I am not going to claim I know much about windhorse, I only ever heard about it via some vague mentions while scanning Chogyam Trungpa’s work, but long before I heard of it, I have used a contemplation to free myself from tension and darkness. At night, while about to drift off to sleep, I imagine myself putting on the olden time clothing necessary for travel on horseback and then saddling and riding a large white horse all along an undisturbed coastline, with dark hills and forests in to one side and the vast moonlit ocean out to the other. Sometimes I am on cliff tops, sometimes on the beach, sometimes I venture inland.The landscape is primordial – there are no roads or houses or markers of modern civilisation, though occasionally there are small villages, or caves, or huts. I might arrive at such a plac e – a place out of the way- and stable the horse with me, in comfort and then go to sleep. The horse is always nearby. Perhaps others will find it a useful meditation or adapt it to suit their own imagination and inner world. That white horse came to me first at a time of severe troubles, so I trust it as a symbol.

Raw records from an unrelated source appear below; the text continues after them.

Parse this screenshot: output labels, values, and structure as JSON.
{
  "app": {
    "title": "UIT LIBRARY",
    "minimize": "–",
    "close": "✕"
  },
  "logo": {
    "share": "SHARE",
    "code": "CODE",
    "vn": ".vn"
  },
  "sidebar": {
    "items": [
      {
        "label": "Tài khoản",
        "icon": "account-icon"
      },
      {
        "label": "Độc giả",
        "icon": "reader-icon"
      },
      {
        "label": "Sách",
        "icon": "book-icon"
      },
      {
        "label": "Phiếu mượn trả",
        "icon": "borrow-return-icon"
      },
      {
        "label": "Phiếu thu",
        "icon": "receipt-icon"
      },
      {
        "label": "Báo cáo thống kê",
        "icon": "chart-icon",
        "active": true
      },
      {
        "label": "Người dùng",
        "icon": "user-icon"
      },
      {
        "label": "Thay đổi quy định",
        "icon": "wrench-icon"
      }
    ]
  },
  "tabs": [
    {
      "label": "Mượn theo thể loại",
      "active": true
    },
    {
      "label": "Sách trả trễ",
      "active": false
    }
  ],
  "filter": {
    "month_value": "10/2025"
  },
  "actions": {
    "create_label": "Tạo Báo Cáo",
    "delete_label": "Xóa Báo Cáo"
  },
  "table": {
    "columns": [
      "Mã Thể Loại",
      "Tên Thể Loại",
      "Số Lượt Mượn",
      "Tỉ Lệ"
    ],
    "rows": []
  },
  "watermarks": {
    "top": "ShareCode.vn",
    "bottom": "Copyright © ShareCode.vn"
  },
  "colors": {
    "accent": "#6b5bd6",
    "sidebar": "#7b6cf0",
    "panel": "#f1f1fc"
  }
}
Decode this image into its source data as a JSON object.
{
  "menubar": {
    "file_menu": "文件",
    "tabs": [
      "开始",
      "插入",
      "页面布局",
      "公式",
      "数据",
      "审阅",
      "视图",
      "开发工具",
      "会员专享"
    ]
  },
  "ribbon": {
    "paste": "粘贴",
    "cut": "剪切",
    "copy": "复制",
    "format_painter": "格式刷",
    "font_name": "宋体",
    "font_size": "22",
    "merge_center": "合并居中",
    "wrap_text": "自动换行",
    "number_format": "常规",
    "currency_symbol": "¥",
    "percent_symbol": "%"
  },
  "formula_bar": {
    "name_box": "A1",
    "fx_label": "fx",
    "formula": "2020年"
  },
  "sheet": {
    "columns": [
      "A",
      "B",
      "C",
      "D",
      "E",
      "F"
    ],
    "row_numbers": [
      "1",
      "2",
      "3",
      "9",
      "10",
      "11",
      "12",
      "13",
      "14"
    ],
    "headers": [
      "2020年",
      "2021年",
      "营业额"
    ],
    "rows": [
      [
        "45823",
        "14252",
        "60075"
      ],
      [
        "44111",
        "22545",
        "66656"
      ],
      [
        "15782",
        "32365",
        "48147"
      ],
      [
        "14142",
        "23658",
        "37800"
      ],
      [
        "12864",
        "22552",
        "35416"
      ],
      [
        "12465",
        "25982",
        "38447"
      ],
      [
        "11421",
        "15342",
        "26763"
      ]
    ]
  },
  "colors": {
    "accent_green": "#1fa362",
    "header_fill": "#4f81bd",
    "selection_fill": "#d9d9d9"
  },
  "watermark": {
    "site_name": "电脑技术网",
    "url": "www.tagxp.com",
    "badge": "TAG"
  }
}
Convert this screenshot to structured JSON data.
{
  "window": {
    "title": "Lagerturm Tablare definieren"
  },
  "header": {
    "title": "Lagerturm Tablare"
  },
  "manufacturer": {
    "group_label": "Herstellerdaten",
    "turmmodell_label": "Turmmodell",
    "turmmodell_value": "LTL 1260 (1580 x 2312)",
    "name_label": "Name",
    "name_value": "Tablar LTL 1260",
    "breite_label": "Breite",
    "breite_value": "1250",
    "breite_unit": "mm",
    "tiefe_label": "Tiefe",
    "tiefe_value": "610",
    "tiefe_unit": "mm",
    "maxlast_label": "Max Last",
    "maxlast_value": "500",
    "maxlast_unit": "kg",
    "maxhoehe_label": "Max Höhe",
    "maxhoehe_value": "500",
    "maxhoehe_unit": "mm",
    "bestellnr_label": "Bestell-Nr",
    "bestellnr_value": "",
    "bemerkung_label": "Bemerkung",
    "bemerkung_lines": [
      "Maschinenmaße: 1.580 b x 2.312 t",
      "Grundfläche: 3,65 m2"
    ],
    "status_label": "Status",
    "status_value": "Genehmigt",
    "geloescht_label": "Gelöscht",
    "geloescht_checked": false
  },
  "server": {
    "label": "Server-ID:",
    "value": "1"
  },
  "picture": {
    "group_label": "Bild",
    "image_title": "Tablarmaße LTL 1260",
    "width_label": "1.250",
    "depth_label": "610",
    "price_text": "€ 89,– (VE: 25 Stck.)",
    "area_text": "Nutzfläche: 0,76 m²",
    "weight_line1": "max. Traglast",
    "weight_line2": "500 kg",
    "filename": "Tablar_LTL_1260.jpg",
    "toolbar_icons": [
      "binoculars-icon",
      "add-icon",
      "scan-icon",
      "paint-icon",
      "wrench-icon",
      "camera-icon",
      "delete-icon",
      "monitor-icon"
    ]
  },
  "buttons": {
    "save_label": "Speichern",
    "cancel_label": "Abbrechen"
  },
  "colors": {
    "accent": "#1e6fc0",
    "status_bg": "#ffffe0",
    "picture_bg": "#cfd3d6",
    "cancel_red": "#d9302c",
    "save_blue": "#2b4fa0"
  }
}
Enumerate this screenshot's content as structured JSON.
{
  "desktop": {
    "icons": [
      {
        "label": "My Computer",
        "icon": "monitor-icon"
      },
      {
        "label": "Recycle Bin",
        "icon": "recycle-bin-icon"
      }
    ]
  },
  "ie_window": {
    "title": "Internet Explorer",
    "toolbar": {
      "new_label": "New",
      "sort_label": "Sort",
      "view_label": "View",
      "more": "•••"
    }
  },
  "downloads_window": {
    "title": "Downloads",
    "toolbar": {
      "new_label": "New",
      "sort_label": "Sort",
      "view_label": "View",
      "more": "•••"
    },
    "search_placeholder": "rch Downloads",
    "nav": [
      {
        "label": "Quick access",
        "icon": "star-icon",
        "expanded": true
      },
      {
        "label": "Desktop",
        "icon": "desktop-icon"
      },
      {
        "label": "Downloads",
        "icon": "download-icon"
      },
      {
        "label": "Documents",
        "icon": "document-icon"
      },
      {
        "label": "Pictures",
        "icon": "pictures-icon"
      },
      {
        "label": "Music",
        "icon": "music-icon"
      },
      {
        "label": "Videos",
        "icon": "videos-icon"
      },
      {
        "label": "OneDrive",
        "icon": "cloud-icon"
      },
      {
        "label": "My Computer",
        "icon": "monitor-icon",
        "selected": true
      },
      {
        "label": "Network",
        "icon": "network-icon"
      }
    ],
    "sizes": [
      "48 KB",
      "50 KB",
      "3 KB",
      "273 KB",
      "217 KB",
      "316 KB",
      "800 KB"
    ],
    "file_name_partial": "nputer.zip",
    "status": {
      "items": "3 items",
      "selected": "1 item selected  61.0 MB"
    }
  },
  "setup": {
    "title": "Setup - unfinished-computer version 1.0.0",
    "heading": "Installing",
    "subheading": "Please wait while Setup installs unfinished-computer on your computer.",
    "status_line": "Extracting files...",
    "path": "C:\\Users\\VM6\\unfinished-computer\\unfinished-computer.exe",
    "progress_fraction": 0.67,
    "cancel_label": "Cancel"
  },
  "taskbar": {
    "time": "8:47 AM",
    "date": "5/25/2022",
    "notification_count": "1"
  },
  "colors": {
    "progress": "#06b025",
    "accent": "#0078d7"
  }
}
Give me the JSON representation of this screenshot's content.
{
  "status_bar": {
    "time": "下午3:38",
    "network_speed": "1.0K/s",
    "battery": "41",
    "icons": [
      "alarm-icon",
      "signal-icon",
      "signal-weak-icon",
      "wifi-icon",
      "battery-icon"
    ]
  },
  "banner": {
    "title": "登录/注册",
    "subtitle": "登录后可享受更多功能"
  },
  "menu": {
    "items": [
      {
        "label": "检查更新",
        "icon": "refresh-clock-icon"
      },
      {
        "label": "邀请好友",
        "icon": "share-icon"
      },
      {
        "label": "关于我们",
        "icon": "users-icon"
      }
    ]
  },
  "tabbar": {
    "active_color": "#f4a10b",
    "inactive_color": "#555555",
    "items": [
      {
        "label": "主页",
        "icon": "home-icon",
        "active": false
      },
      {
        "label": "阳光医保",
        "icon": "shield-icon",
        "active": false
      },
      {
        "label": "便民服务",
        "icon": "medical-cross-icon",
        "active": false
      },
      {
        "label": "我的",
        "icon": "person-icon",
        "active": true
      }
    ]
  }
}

Namkhai Norbu Rinpoche writes about the widnhorse which in Tibetan is ”lungta”
The word lungta (ཀླུང་རྟ་, klung rta) is composed of two syllables: the first, lung, represents the element ‘space’ in the fivefold classification of the elements ‘earth, water, fire, air and space’ and signifies ‘universal foundation’ or ‘omnipervasiveness’. The second syllable ta (horse) refers to the ‘excellent horse’ (རྟ་མཆོག་, rta mchog), and since in ancient times in Tibet the horse was the symbol of travelling with the greatest speed, in this case it seems to refer to the transmutation of every thing that depends on the five elements from negative to positive, from bad to good, from misfortune to good fortune, from baleful portents to auspicious signs, from poverty to prosperity, and it implies that this should ensue with the greatest speed.
It is good that in my wandering today I found myself upon your shore. Wind Horse lead me.